La asfixia habita pequeños actos. Hay muchas maneras de presionar con la rodilla el cuello de otro, incluso sin levantar la pierna, pero sí el prejuicio, el odio y el racismo. Ardieron calles en ciudades distintas de Estados Unidos. Y mientras la protesta iluminó las noches, el temor apagó luces en la Casa Blanca. También en Europa se vivieron manifestaciones que desafiaron el ya impuesto distanciamiento físico —o social— por salubridad. La vieja deuda de la humanidad con generaciones de millones de seres humanos esclavizados ayer y discriminados hoy volvió a cobrarse con una bandera que ondea Black Lives Matter. Las vidas negras importan.

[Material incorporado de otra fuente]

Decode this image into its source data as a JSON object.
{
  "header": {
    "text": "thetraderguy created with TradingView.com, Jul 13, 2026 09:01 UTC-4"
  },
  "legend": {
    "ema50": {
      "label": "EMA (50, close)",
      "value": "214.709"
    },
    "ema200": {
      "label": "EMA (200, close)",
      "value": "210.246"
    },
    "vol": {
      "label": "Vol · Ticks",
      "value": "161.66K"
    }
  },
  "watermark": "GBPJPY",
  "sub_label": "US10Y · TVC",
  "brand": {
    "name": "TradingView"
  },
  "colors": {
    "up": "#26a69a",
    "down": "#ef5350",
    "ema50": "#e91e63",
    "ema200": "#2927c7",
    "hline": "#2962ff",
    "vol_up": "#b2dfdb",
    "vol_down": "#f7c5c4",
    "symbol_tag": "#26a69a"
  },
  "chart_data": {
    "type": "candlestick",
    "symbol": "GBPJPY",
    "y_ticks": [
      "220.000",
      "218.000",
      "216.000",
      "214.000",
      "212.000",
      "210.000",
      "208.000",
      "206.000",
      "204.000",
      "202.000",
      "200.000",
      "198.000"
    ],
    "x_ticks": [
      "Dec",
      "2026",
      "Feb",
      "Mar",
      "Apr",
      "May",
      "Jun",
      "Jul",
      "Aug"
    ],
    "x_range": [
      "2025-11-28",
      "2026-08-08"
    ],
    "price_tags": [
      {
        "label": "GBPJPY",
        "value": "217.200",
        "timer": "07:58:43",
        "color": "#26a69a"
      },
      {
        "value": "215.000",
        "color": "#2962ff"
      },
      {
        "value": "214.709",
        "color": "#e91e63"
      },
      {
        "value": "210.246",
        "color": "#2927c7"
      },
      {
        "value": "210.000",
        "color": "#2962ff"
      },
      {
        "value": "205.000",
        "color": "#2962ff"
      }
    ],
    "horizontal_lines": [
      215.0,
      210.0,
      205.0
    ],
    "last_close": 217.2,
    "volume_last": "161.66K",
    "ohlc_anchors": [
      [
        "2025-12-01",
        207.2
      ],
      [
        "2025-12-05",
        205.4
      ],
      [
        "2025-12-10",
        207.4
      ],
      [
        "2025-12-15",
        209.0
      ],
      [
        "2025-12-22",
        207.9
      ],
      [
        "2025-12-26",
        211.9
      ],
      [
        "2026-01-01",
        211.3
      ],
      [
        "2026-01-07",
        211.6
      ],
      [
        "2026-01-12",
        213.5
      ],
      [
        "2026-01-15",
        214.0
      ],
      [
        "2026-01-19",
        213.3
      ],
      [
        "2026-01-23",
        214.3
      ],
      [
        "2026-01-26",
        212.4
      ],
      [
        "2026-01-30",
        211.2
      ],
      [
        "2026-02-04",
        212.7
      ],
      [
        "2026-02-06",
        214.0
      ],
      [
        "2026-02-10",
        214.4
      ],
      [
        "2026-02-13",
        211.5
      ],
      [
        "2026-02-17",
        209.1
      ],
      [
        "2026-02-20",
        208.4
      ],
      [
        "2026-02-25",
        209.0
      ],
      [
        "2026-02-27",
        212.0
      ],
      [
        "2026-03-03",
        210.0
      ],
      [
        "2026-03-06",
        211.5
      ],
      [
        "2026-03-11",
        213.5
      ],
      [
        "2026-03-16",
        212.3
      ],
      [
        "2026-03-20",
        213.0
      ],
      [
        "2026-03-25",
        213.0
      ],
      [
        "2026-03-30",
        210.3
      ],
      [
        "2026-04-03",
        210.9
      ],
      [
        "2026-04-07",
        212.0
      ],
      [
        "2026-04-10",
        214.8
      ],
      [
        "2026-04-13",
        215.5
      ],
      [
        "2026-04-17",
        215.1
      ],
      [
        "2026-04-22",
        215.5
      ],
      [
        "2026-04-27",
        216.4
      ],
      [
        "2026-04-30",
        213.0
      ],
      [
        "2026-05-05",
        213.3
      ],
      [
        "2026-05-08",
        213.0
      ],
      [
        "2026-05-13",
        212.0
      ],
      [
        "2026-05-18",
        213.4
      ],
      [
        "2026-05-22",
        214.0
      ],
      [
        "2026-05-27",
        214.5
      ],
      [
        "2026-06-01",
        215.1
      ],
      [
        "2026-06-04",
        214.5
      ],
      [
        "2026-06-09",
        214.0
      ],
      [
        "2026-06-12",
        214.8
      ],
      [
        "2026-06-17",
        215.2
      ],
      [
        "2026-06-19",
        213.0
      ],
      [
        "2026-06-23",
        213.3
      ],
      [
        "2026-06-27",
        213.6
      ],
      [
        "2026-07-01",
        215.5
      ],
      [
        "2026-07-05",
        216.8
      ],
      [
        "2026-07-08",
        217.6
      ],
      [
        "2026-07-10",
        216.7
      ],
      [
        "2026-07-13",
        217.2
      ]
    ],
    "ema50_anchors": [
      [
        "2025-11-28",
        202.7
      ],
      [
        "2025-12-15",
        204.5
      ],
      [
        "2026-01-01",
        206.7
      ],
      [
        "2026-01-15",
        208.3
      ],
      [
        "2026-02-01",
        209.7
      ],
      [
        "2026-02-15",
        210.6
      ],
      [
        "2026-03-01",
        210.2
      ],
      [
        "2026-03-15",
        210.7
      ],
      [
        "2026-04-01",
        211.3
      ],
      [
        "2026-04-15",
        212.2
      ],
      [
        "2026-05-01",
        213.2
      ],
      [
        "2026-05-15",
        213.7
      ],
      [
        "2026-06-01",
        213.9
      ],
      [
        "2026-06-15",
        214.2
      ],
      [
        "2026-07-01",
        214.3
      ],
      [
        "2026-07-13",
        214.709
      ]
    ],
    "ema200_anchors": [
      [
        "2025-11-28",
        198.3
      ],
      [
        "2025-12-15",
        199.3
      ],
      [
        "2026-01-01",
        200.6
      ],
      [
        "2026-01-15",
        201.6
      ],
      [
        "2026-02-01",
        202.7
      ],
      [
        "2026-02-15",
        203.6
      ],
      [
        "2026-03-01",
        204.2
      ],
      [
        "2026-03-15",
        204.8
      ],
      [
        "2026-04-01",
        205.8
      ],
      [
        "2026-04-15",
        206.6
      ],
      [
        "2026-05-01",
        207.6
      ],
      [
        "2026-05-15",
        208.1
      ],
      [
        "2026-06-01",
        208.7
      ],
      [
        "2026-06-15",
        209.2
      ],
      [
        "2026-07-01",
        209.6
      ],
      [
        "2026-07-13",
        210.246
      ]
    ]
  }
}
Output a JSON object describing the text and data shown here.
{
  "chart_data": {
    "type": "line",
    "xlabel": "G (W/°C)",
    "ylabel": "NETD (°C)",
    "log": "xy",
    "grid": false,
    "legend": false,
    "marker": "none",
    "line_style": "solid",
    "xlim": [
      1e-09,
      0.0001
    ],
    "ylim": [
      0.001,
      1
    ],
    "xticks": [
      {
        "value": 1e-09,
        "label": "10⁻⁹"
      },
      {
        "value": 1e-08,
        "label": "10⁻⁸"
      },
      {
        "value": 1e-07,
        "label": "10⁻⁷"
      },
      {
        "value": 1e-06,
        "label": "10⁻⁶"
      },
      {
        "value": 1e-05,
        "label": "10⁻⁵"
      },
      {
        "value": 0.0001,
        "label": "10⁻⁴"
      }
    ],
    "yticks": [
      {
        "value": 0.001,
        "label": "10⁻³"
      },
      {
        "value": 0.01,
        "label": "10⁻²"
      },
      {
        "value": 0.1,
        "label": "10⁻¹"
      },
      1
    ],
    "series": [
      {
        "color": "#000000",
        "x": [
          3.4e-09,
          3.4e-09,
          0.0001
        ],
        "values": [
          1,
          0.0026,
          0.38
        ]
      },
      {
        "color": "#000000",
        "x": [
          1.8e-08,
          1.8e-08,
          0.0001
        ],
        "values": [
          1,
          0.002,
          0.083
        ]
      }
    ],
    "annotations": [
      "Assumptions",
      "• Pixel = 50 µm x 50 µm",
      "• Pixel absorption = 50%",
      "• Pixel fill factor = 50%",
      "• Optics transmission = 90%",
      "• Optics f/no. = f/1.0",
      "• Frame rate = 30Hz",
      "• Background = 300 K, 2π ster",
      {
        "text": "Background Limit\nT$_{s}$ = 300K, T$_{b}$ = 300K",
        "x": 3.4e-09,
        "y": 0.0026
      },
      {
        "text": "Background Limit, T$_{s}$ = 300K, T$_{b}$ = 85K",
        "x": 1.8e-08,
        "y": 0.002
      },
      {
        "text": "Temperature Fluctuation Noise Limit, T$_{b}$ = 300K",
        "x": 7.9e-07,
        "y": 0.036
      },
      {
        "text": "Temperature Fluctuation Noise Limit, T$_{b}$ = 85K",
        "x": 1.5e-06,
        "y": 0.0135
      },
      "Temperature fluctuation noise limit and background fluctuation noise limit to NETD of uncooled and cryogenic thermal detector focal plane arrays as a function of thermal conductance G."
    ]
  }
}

El mismo grito fue agitación y poema, grafiti, pintura y canción, reclamo de estatuas que cayeron, argumento y discusión, recuerdo, memoria y constancia. El 2 de junio Instagram fue una gran mancha negra con la progresiva publicación de cuadros sin más que este color. El nuevo espacio público, que es la casa de todos, fue escenario para conciertos trasnacionales con idéntico reclamo y las portadas de cada medio importante nombraron a George Floyd. Adentro de ese nombre fueron señaladas las injusticias contra tantos otros. Ya no es hombre, es un símbolo.
El reverendo Al Sharpton ofició un simbólico minuto de silencio que duró ocho minutos cuarenta y tres segundos en los funerales de Floyd. Un silencio que aún se escucha. Atronador.
Hay dolores en la piel que no conocen fronteras.
I can’t breath.
En tiempos de confinamiento la calle volvió a ser protagonista con las manifestaciones que tuvieron origen en aquel 25 de mayo; las avenidas volvieron a verse colmadas y concurridas como en una escena de la reciente vida pasada. Y ante ese paisaje del descontento, que hasta hace poco era muy habitual, en distintos países, cabe preguntarse cuántos Gobiernos tendrían que haber cambiado su curso si las protestas no se hubieran aquietado forzosamente en nombre del virus cuando los reclamos estaban en ebullición.
Ocho minutos cuarenta y seis segundos. Y en ese tiempo agónico la herida abierta de muchos que, viendo ese rostro contra el piso, ven reflejadas las veces —tantas— que alguien en la vida ha intentado ponerles en idéntica posición. Escucha el piano de la Maestra Teresita Gómez, escucha algunas letras de ChocQuibTown y la voz de Goyo entre canción y canción. Escucha el amor que inunda cada creación de Juancho Valencia y Puerto Candelaria. Escucha lo que cada artista negro de tu país puede contarte sobre su biografía: en ella está contenida la de tantos más. Como en el final de George Floyd.
La escritora y académica Jenny de la Torre Córdoba publicó en el libro ¡Negras Somos! Antología de 21 mujeres poetas afrocolombianas de la región Pacífica (Apidama Ediciones) el poema que tituló “Mi abuelo negro”:
Mi abuelo nació cimarrón,
en un lugar dulce,
con nombre de flor.
Creció acunado por un río caudaloso,
arropado con un manto tejido
en selva virgen.
El sol de este pueblito tostaba distinto.
A los negros color marfil.
A los blancos color de duda.
Curaba mal de ojo,
caminaba sobre el agua.
Era cómplice de la lluvia,
detenía las tempestades.
Enderezaba cojos,
amansaba serpientes,
ayudaba a todos.
Su embrión era puro.
Creía en un mundo nuevo.
Mi abuelo nunca murió
—entre alabaos y gualis—
se fundió con el río Atrato.
Respiremos. Aún hay mucho por qué protestar.